Am Samstag haben wir uns dann erneut dem IQB-Ländertrend 2021 zugewendet. Prof.in Dr. Petra Stanat, Direktorin des Instituts zur Qualitätsentwicklung im Bildungswesen (IQB) hat uns auf die wesentlichen Entwicklungen in den Kompetenzentwicklungen der Viertklässler*innen in den Fächern Deutsch und Mathematik hingewiesen. Nachdem die Kompetenzentwicklungen von 2011 bis 2016 eher stagnierend waren, ist von 2016 bis 2021 in den meisten Ländern ein negativer Trend zu verzeichnen, der sich nur teilweise durch einen Anstieg von Schüler*innen mit Zuwanderungshintergrund erklären lässt. Etwa ein Fünftel aller Viertklässler*innen verfehlen derzeit bundesweit die Mindeststandards im Lesen, in Mathematik sieht es ähnlich aus. In Bremen und Berlin sind dies fast ein Drittel. Bei Orthografie verfehlen fast ein Drittel aller Schüler*innen bundesweit die Mindeststandards, in Bremen und Berlin sind es fast die Hälfte der Schüler*innen. Besonders starke Rückgänge in den Kompetenzen im Vergleich von 2016 und 2021 sind bei der Gruppe der Schüler*innen aus benachteiligten Elternhäusern zu verzeichnen. Deutlich wurde zudem, dass beispielsweise Hamburg, welches sich konsequent und verbindlich mit den Ergebnissen der Kompetenztests auseinandersetzt, einen Sozialindex zur Ressourcensteuerung verwendet und mit Kermit ein eigenes durchgängiges Bildungsmonitoring auf Einzelschulebene aufgebaut hat, deutlich besser abschnitt.
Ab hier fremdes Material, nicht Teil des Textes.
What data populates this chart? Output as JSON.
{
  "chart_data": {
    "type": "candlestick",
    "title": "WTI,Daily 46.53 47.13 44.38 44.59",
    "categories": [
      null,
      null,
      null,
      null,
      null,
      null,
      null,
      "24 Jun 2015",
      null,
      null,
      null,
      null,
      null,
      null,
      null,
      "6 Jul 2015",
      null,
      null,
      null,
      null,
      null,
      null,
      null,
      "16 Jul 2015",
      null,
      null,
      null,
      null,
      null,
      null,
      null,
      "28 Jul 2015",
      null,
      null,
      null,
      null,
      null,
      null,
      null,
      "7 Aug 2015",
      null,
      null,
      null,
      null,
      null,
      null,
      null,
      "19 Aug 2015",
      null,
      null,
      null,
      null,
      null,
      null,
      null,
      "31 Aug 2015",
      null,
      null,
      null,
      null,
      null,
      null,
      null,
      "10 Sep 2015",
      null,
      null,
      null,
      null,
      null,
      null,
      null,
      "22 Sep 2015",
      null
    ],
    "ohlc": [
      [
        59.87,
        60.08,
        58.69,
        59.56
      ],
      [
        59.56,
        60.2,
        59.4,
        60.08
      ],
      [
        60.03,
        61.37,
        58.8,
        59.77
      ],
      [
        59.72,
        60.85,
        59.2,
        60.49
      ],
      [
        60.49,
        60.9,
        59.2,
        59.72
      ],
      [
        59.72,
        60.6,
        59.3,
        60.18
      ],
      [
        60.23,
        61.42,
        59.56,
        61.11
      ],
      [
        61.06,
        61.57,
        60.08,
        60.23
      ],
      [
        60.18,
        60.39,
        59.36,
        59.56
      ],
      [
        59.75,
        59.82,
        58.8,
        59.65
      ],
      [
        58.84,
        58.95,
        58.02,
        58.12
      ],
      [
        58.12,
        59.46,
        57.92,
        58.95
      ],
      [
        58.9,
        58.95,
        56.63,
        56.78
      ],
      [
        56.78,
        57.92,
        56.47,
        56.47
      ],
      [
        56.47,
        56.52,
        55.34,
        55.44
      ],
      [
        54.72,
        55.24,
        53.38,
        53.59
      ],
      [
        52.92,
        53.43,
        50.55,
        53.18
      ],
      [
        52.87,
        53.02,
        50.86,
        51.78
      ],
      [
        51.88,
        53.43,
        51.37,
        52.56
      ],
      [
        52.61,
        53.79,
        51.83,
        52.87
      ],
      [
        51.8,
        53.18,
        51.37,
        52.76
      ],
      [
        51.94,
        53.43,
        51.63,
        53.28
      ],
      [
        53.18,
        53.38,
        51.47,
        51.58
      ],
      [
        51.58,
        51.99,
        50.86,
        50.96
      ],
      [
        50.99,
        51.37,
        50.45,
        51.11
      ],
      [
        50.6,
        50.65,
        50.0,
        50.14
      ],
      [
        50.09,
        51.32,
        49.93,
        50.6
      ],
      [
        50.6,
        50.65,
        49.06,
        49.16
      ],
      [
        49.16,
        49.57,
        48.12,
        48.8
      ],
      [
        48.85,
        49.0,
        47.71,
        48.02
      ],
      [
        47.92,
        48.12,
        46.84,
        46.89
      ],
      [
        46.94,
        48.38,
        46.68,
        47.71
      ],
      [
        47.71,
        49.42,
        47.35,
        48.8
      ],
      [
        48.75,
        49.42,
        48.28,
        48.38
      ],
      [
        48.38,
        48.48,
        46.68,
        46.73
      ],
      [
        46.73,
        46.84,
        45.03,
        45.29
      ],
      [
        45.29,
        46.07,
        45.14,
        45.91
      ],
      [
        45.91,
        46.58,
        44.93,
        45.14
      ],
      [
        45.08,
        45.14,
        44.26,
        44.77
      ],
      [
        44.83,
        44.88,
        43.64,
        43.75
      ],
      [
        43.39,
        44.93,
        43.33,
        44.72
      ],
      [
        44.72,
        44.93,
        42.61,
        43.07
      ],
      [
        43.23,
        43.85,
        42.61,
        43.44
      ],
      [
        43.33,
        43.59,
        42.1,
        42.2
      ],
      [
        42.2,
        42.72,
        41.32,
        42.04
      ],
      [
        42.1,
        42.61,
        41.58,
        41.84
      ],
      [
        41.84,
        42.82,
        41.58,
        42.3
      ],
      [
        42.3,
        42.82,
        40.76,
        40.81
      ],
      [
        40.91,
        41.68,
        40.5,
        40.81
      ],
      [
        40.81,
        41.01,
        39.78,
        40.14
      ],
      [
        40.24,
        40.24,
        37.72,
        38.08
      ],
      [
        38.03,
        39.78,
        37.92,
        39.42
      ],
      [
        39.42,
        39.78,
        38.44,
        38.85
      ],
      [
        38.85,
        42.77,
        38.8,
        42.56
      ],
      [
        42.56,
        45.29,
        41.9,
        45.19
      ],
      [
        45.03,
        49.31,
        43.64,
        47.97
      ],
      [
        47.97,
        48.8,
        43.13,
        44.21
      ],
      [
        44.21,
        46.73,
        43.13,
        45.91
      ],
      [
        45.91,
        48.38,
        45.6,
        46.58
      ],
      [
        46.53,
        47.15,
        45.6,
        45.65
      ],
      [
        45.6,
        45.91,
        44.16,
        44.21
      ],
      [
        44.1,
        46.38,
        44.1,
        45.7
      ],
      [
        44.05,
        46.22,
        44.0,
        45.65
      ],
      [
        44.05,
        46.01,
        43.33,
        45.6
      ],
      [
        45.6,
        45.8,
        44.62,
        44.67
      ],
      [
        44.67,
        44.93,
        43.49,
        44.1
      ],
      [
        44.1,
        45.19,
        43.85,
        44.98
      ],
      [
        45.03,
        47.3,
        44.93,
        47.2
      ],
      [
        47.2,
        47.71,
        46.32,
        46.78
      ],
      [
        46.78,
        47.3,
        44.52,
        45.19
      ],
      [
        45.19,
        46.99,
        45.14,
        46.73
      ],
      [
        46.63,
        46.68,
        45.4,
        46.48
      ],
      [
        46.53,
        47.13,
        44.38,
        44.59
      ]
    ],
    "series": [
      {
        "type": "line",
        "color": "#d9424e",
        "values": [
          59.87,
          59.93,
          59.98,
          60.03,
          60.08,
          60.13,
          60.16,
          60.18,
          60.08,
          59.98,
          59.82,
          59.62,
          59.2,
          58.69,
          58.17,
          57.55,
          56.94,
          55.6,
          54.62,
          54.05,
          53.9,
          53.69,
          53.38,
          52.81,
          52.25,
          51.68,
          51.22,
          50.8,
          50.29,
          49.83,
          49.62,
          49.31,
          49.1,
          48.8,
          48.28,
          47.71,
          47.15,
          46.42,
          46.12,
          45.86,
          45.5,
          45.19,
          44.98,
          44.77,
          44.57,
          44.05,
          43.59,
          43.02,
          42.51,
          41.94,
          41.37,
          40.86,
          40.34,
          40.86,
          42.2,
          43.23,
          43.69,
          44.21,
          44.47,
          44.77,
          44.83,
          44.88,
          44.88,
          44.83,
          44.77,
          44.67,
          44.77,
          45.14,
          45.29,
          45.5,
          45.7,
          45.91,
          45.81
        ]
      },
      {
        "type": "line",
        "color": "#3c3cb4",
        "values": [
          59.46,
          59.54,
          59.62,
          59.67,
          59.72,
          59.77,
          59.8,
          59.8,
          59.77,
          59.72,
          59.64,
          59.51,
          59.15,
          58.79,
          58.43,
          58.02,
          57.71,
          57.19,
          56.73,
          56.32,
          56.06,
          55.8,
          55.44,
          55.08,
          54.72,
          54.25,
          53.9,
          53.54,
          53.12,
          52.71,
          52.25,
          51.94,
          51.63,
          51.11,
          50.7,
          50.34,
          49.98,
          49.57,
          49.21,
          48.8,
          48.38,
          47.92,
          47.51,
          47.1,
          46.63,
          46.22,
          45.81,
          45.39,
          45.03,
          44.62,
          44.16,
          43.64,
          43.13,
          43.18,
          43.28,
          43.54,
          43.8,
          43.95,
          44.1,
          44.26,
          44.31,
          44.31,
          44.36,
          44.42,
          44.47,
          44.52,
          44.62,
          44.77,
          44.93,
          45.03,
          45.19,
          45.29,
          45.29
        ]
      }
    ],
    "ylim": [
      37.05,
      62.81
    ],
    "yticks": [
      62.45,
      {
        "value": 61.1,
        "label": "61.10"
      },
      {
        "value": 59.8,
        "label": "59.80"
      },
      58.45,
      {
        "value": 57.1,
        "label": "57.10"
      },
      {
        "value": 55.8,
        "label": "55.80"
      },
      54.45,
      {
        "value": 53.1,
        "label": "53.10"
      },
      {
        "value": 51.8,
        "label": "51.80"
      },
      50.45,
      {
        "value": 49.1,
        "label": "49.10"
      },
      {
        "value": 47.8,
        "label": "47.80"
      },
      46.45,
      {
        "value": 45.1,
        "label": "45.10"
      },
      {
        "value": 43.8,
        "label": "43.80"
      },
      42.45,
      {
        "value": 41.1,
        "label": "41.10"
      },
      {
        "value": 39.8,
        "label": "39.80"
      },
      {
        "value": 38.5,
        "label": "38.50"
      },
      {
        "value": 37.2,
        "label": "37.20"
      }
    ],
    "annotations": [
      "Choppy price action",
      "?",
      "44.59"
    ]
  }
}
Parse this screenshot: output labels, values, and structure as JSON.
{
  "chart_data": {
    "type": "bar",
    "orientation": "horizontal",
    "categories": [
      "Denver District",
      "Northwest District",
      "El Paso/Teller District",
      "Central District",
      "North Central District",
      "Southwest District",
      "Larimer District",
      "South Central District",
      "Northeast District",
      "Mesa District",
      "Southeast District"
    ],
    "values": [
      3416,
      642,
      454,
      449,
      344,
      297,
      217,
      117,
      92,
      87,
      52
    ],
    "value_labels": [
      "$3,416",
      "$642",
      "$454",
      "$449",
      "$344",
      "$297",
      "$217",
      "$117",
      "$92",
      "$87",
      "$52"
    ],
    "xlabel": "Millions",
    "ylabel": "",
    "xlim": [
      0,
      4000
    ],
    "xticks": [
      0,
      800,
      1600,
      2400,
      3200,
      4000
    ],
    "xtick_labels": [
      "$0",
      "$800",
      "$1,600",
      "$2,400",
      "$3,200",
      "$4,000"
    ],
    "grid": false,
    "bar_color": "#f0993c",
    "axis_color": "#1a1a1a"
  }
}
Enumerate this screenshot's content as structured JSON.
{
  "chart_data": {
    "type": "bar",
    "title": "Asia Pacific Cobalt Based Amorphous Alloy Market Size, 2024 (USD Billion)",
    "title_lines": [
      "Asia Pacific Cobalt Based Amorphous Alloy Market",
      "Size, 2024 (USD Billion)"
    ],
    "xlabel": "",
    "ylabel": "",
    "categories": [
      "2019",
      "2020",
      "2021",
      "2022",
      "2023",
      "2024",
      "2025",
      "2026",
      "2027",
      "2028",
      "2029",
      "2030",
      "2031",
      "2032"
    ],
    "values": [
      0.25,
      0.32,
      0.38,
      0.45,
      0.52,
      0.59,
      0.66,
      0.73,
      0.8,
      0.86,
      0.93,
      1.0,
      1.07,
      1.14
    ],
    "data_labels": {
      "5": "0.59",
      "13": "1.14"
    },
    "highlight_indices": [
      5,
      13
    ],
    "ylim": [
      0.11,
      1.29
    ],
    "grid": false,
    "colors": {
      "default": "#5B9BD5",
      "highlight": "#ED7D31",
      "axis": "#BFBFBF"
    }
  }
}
Im zweiten Teil befassten wir uns am Samstag mit dem Gutachten der Ständigen Wissenschaftlichen Kommission „Basale Kompetenzen vermitteln – Bildungschancen sichern. Perspektiven für die Grundschule“. Prof. Dr. Harm Kuper hat uns in seinem Vortrag dargestellt, dass die Diagnose und Förderung grundlegender sprachlicher und mathematischer Kompetenzen als die zentrale Herausforderung in den Mittelpunkt bildungspolitischer Überlegungen zur Grundschule gestellt werden muss, da auf ihnen die weiteren Bildungsverläufe aufbauen. Darüber hinaus formuliert die Kommission Empfehlungen zu strukturellen und organisatorischen Aspekten des Systems Grundschule.

Einstimmig beschlossen haben wir, uns dem Appell der Potsdamer Erklärung für ein zukuftsfähiges Abitur anzuschließen und mit Blick auf die anstehende KMK-Vereinbarung zur gymnasialen Oberstufe mindestens auf die dortige Aufnahme einer Innovationsklausel zu drängen.